Néanmoins, cette situation difficile ne conduit pas aux conséquences délétères que l’on pourrait en attendre. Les tensions sont relativement faibles.

Dans l’ensemble, il est apparu que le souci de la qualité de prise en charge des retenus – certes non dénué d’une recherche rationnelle de l’intérêt de chacun « on a tous à gagner à ce que ça se passe bien » – et du respect de leurs droits prédominaient ; c’est la conception des responsables qui parviennent à la faire partager, même si ce n’est pas tout à fait uniformément.

Situation exceptionnelle : aucun des intervenants extérieurs n’a eu de propos négatif sur l’administration du CRA. La coordination et la bonne entente règnent dans le respect des fonctions de chacun, aidées par l’initiative de réunions régulières où les difficultés et problèmes sont clairement posés et discutés et les solutions adaptées.

La rareté de l’utilisation de la chambre de mise à l’écart est justifiée par les responsables qui estiment ces placements inutiles dès lors que la difficulté n’en sera pas résolue pour autant et privilégient les transferts au CRA de Toulouse, lesquels se révèlent également très rares.

Les recours en urgence des retenus sont, sauf dysfonctionnements constatés les week-ends, faxés sans difficulté depuis le poste lorsque la Cimade n’est pas présente. Le téléphone est prêté pour des communications internationales lorsqu’il s’agit de prévenir la famille du retour au pays.

La gestion de l’hôtellerie et de la restauration est conduite dans une même conscience de la difficulté du séjour des personnes retenues et le même souci de limiter les tensions.

Ces efforts et bonnes pratiques ne pallient pas les difficultés des personnes retenues, difficultés accentuées par les conditions matérielles d’hébergement ; leur prise en charge présente encore des points d’amélioration.

L’ennui règne, évidemment, épais et persistant, sans que policiers et intervenants – les premiers à en être navrés et à en subir les effets en termes de tensions – aient les moyens d’y porter remède. Un projet, conduit entre les fonctionnaires et l’OFII, d’installation de matériel de sport dans une salle a été refusé.
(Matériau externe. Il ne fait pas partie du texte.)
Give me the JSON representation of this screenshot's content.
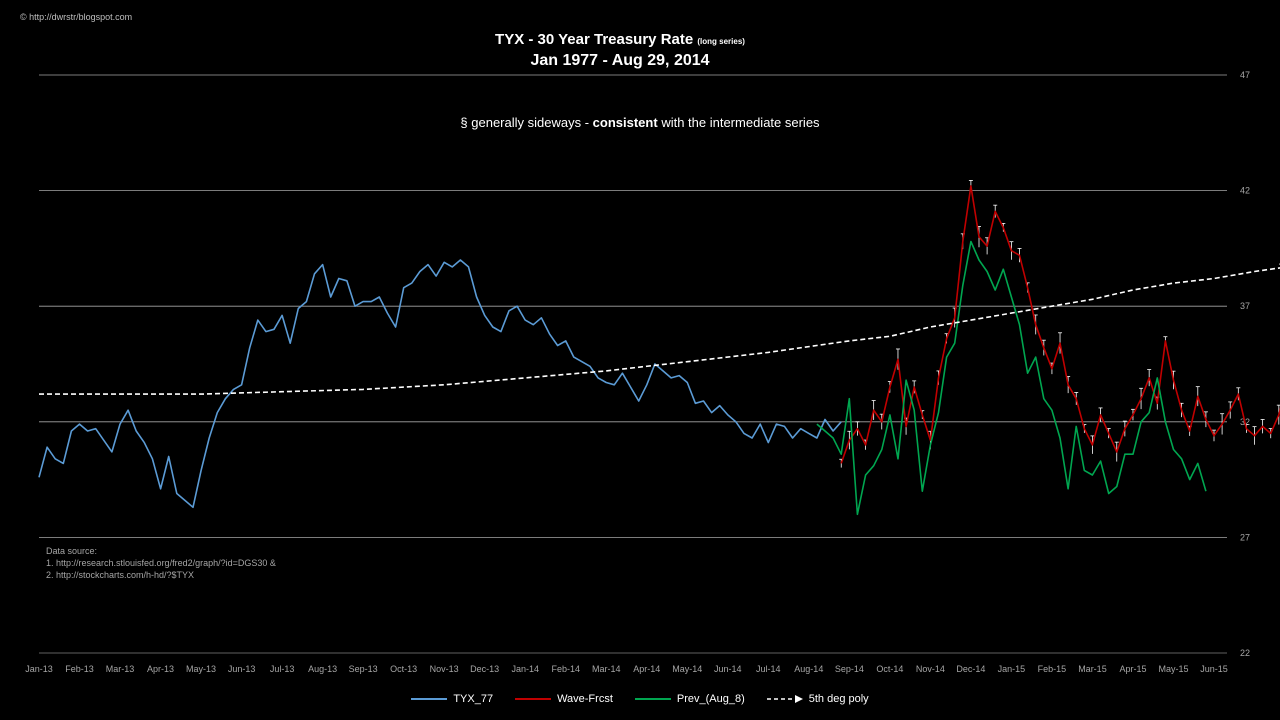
{
  "credit": "© http://dwrstr/blogspot.com",
  "title_main": "TYX - 30 Year  Treasury Rate",
  "title_small": "(long series)",
  "subtitle": "Jan 1977 -  Aug 29, 2014",
  "annotation_prefix": "§ generally sideways -",
  "annotation_bold": "consistent",
  "annotation_suffix": "with the intermediate series",
  "source_lines": [
    "Data source:",
    "1. http://research.stlouisfed.org/fred2/graph/?id=DGS30  &",
    "2. http://stockcharts.com/h-hd/?$TYX"
  ],
  "legend": [
    {
      "name": "TYX_77",
      "color": "#5b9bd5",
      "style": "solid"
    },
    {
      "name": "Wave-Frcst",
      "color": "#c00000",
      "style": "solid"
    },
    {
      "name": "Prev_(Aug_8)",
      "color": "#00a650",
      "style": "solid"
    },
    {
      "name": "5th deg poly",
      "color": "#ffffff",
      "style": "dashed-arrow"
    }
  ],
  "chart_data": {
    "type": "line",
    "title": "TYX - 30 Year  Treasury Rate (long series)",
    "subtitle": "Jan 1977 -  Aug 29, 2014",
    "ylim": [
      22,
      47
    ],
    "yticks": [
      22,
      27,
      32,
      37,
      42,
      47
    ],
    "y_axis_side": "right",
    "grid": true,
    "legend_position": "bottom",
    "xticks": [
      "Jan-13",
      "Feb-13",
      "Mar-13",
      "Apr-13",
      "May-13",
      "Jun-13",
      "Jul-13",
      "Aug-13",
      "Sep-13",
      "Oct-13",
      "Nov-13",
      "Dec-13",
      "Jan-14",
      "Feb-14",
      "Mar-14",
      "Apr-14",
      "May-14",
      "Jun-14",
      "Jul-14",
      "Aug-14",
      "Sep-14",
      "Oct-14",
      "Nov-14",
      "Dec-14",
      "Jan-15",
      "Feb-15",
      "Mar-15",
      "Apr-15",
      "May-15",
      "Jun-15"
    ],
    "series": [
      {
        "name": "TYX_77",
        "color": "#5b9bd5",
        "x": [
          0,
          0.2,
          0.4,
          0.6,
          0.8,
          1.0,
          1.2,
          1.4,
          1.6,
          1.8,
          2.0,
          2.2,
          2.4,
          2.6,
          2.8,
          3.0,
          3.2,
          3.4,
          3.6,
          3.8,
          4.0,
          4.2,
          4.4,
          4.6,
          4.8,
          5.0,
          5.2,
          5.4,
          5.6,
          5.8,
          6.0,
          6.2,
          6.4,
          6.6,
          6.8,
          7.0,
          7.2,
          7.4,
          7.6,
          7.8,
          8.0,
          8.2,
          8.4,
          8.6,
          8.8,
          9.0,
          9.2,
          9.4,
          9.6,
          9.8,
          10.0,
          10.2,
          10.4,
          10.6,
          10.8,
          11.0,
          11.2,
          11.4,
          11.6,
          11.8,
          12.0,
          12.2,
          12.4,
          12.6,
          12.8,
          13.0,
          13.2,
          13.4,
          13.6,
          13.8,
          14.0,
          14.2,
          14.4,
          14.6,
          14.8,
          15.0,
          15.2,
          15.4,
          15.6,
          15.8,
          16.0,
          16.2,
          16.4,
          16.6,
          16.8,
          17.0,
          17.2,
          17.4,
          17.6,
          17.8,
          18.0,
          18.2,
          18.4,
          18.6,
          18.8,
          19.0,
          19.2,
          19.4,
          19.6,
          19.8
        ],
        "values": [
          29.6,
          30.9,
          30.4,
          30.2,
          31.6,
          31.9,
          31.6,
          31.7,
          31.2,
          30.7,
          31.9,
          32.5,
          31.6,
          31.1,
          30.4,
          29.1,
          30.5,
          28.9,
          28.6,
          28.3,
          29.9,
          31.3,
          32.4,
          33.0,
          33.4,
          33.6,
          35.2,
          36.4,
          35.9,
          36.0,
          36.6,
          35.4,
          36.9,
          37.2,
          38.4,
          38.8,
          37.4,
          38.2,
          38.1,
          37.0,
          37.2,
          37.2,
          37.4,
          36.7,
          36.1,
          37.8,
          38.0,
          38.5,
          38.8,
          38.3,
          38.9,
          38.7,
          39.0,
          38.7,
          37.4,
          36.6,
          36.1,
          35.9,
          36.8,
          37.0,
          36.4,
          36.2,
          36.5,
          35.8,
          35.3,
          35.5,
          34.8,
          34.6,
          34.4,
          33.9,
          33.7,
          33.6,
          34.1,
          33.5,
          32.9,
          33.6,
          34.5,
          34.2,
          33.9,
          34.0,
          33.7,
          32.8,
          32.9,
          32.4,
          32.7,
          32.3,
          32.0,
          31.5,
          31.3,
          31.9,
          31.1,
          31.9,
          31.8,
          31.3,
          31.7,
          31.5,
          31.3,
          32.1,
          31.6,
          32.0
        ]
      },
      {
        "name": "Wave-Frcst",
        "color": "#c00000",
        "x": [
          19.8,
          20.0,
          20.2,
          20.4,
          20.6,
          20.8,
          21.0,
          21.2,
          21.4,
          21.6,
          21.8,
          22.0,
          22.2,
          22.4,
          22.6,
          22.8,
          23.0,
          23.2,
          23.4,
          23.6,
          23.8,
          24.0,
          24.2,
          24.4,
          24.6,
          24.8,
          25.0,
          25.2,
          25.4,
          25.6,
          25.8,
          26.0,
          26.2,
          26.4,
          26.6,
          26.8,
          27.0,
          27.2,
          27.4,
          27.6,
          27.8,
          28.0,
          28.2,
          28.4,
          28.6,
          28.8,
          29.0,
          29.2,
          29.4,
          29.6,
          29.8,
          30.0,
          30.2,
          30.4,
          30.6,
          30.8
        ],
        "values": [
          30.2,
          31.2,
          31.7,
          31.0,
          32.5,
          32.0,
          33.5,
          34.7,
          31.8,
          33.5,
          32.3,
          31.2,
          33.9,
          35.6,
          36.5,
          39.8,
          42.2,
          40.0,
          39.6,
          41.1,
          40.4,
          39.4,
          39.2,
          37.8,
          36.2,
          35.2,
          34.3,
          35.4,
          33.6,
          33.0,
          31.7,
          31.0,
          32.3,
          31.5,
          30.7,
          31.7,
          32.3,
          33.0,
          33.9,
          32.8,
          35.5,
          33.8,
          32.5,
          31.6,
          33.1,
          32.1,
          31.4,
          31.9,
          32.5,
          33.2,
          31.7,
          31.4,
          31.8,
          31.5,
          32.3,
          33.6
        ]
      },
      {
        "name": "Prev_(Aug_8)",
        "color": "#00a650",
        "x": [
          19.2,
          19.4,
          19.6,
          19.8,
          20.0,
          20.2,
          20.4,
          20.6,
          20.8,
          21.0,
          21.2,
          21.4,
          21.6,
          21.8,
          22.0,
          22.2,
          22.4,
          22.6,
          22.8,
          23.0,
          23.2,
          23.4,
          23.6,
          23.8,
          24.0,
          24.2,
          24.4,
          24.6,
          24.8,
          25.0,
          25.2,
          25.4,
          25.6,
          25.8,
          26.0,
          26.2,
          26.4,
          26.6,
          26.8,
          27.0,
          27.2,
          27.4,
          27.6,
          27.8,
          28.0,
          28.2,
          28.4,
          28.6,
          28.8
        ],
        "values": [
          31.9,
          31.6,
          31.3,
          30.6,
          33.0,
          28.0,
          29.7,
          30.1,
          30.8,
          32.3,
          30.4,
          33.8,
          32.5,
          29.0,
          31.0,
          32.4,
          34.8,
          35.4,
          37.9,
          39.8,
          39.0,
          38.5,
          37.7,
          38.6,
          37.4,
          36.2,
          34.1,
          34.8,
          33.0,
          32.5,
          31.3,
          29.1,
          31.8,
          29.9,
          29.7,
          30.3,
          28.9,
          29.2,
          30.6,
          30.6,
          32.0,
          32.4,
          33.9,
          32.0,
          30.8,
          30.4,
          29.5,
          30.2,
          29.0
        ]
      },
      {
        "name": "5th deg poly",
        "color": "#ffffff",
        "style": "dashed",
        "x": [
          0,
          2,
          4,
          6,
          8,
          10,
          12,
          14,
          16,
          18,
          20,
          21,
          22,
          23,
          24,
          25,
          26,
          27,
          28,
          29,
          30,
          30.8
        ],
        "values": [
          33.2,
          33.2,
          33.2,
          33.3,
          33.4,
          33.6,
          33.9,
          34.2,
          34.6,
          35.0,
          35.5,
          35.7,
          36.1,
          36.4,
          36.7,
          37.0,
          37.3,
          37.7,
          38.0,
          38.2,
          38.5,
          38.7
        ]
      }
    ]
  }
}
Les retenus indigents peinent à trouver de quoi fumer dans ce lieu où c’est, avec la télévision et le baby-foot, la seule occupation.

L’accès aux droits pourrait être amélioré : ils sont – comme partout – notifiés par les services interpellateurs et, par suite, les fonctionnaires ne sont pas très soucieux de recommencer à l’arrivée, même si les responsables se montrent sensibles à la notion d’explicitation des droits qu’ils jugent nécessaire.

Il ressort de cette visite que, quel que soit l’environnement matériel, la qualité du comportement de la hiérarchie – qui peut se communiquer à l’ensemble des équipes – est essentielle dans celle de la prise en charge ; elle engage, dans un cercle vertueux, tant l’amélioration des conditions de rétention que celle des conditions de travail. On l’a suffisamment souvent constaté négativement pour se réjouir de l’inverse.

Il en ressort également, point qui n’est pas propre au CRA de Bordeaux, la nécessité de favoriser des activités surtout physiques (vélos d’appartement, espaliers, etc.) sans que l’on puisse objecter un risque de destruction ou de « danger pour autrui et soi-même », dès lors que la vidéosurveillance est dense.